Diversi interventi si sono soffermati sul problema del cibo come merce. Ad esempio, quello di Gian Carlo Caselli (Osservatorio sulla criminalità del settore agroalimentare), che ha fatto notare come la corsa al ribasso dei prezzi sia uno dei fattori chiave nel fenomeno delle agro-mafie. Caselli ha poi ricordato che l’invito a considerare il cibo come bene comune e non come merce sia presente anche nella recente enciclica di Papa Francesco I, Laudato si’, adesso edita non a caso con una prefazione di Carlo Petrini, fondatore di Slow Food. Quest’anno, il consueto evento torinese di Terra Madre sarà interamente dedicato ai temi dell’enciclica. Caselli ha chiuso il suo intervento auspicando di tenere alta la guardia contro i rischi alimentari vecchi e nuovi, come ad esempio quello della cosiddetta ‘mucca pazza,’ che proprio in questi giorni ha fatto registrare un nuovo caso.

Fondamentale rispetto al problema del cibo merce/cibo bene comune è la costruzione sociale e culturale dello stesso. Diversi relatori hanno messo in luce questo aspetto. Pellerino ha parlato della necessità di una “mobilitazione delle coscienze” verso i temi del cibo. Andrea Olivero (Vice ministro delle Politiche Agricole Alimentari e Forestali) ha esortato a riflettere sull’opportunità di fare una spesa di qualità, come avveniva in passato, quando per il cibo si era disposti a spendere molto più che adesso. Sulla stessa linea le considerazioni di Amprino, che ha ricordato come nelle società contadine le risorse fossero una cosa quasi sacra, assolutamente da non sprecare. Invece oggi per noi il cibo ha lo stesso valore delle altre merci, se non un valore molto più basso (per esempio rispetto ai gadget tecnologici o agli abbigliamenti). A suo avviso, l’atteggiamento verso il cibo-merce può essere cambiato attraverso l’educazione.

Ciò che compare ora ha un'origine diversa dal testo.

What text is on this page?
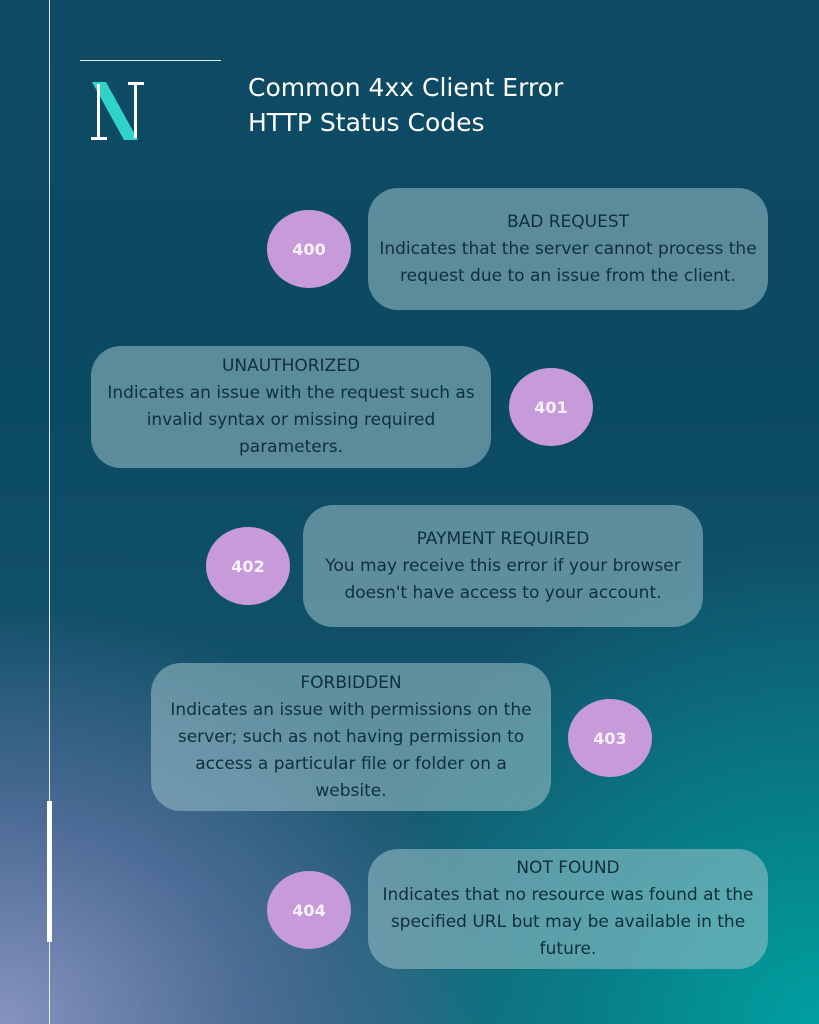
Common 4xx Client Error
HTTP Status Codes
400
BAD REQUEST
Indicates that the server cannot process the request due to an issue from the client.
UNAUTHORIZED
Indicates an issue with the request such as invalid syntax or missing required parameters.
401
402
PAYMENT REQUIRED
You may receive this error if your browser doesn't have access to your account.
FORBIDDEN
Indicates an issue with permissions on the server; such as not having permission to access a particular file or folder on a website.
403
404
NOT FOUND
Indicates that no resource was found at the specified URL but may be available in the future.
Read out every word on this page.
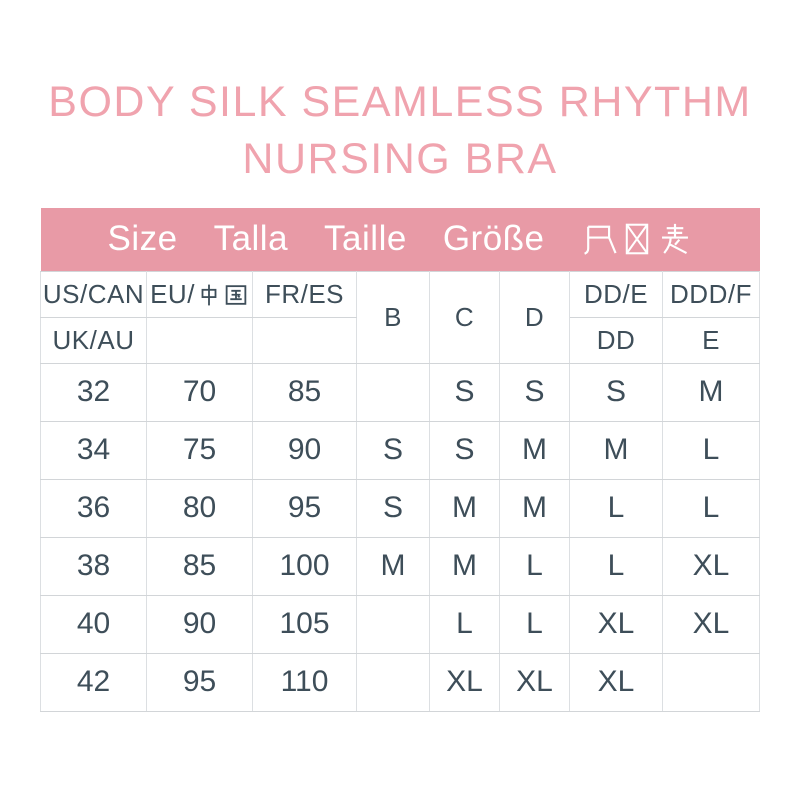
BODY SILK SEAMLESS RHYTHM
NURSING BRA
Size Talla Taille Größe
US/CAN	EU/	FR/ES	B	C	D	DD/E	DDD/F
UK/AU						DD	E
32	70	85		S	S	S	M
34	75	90	S	S	M	M	L
36	80	95	S	M	M	L	L
38	85	100	M	M	L	L	XL
40	90	105		L	L	XL	XL
42	95	110		XL	XL	XL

Per concludere, sul tema dell’educazione e della conoscenza Dansero ha messo in luce l’importante contributo che può dare l’università. La sfida è quella di affrontare processi più grandi, non solo singoli progetti individuali. Bisogna andare verso la governance alimentare. Governance non vuol dire governo, poichè include attori della società civile e attori privati. Troppo spesso anche la (grande) governance è fatta dai governi con le multinazionali. La sfida è quindi di farla localmente e in una direzione diversa, quella del cibo buono, pulito e giusto di cui parla Petrini. Bisogna mettere a fuoco il sistema alimentare locale, dalla produzione al consumo ai rifiuti. Lo scopo è capire come intervenire con politiche a tutte le scale. Elemento di base è la conoscenza, quindi il ruolo dell’università. Ma l’università non è l’unica depositaria del sapere; questo è diffuso tra tanti attori: gli enti pubblici, gli attori privati, la società civile. Dobbiamo quindi co-produrre conoscenza, anch’essa territorializzata. Da qui il progetto dell’Atlante del cibo. Come i vecchi atlanti erano una catalogazione sistematica delle terre, così l’Atlante del cibo vuole essere una catalogazione del panorama alimentare torinese e piemontese.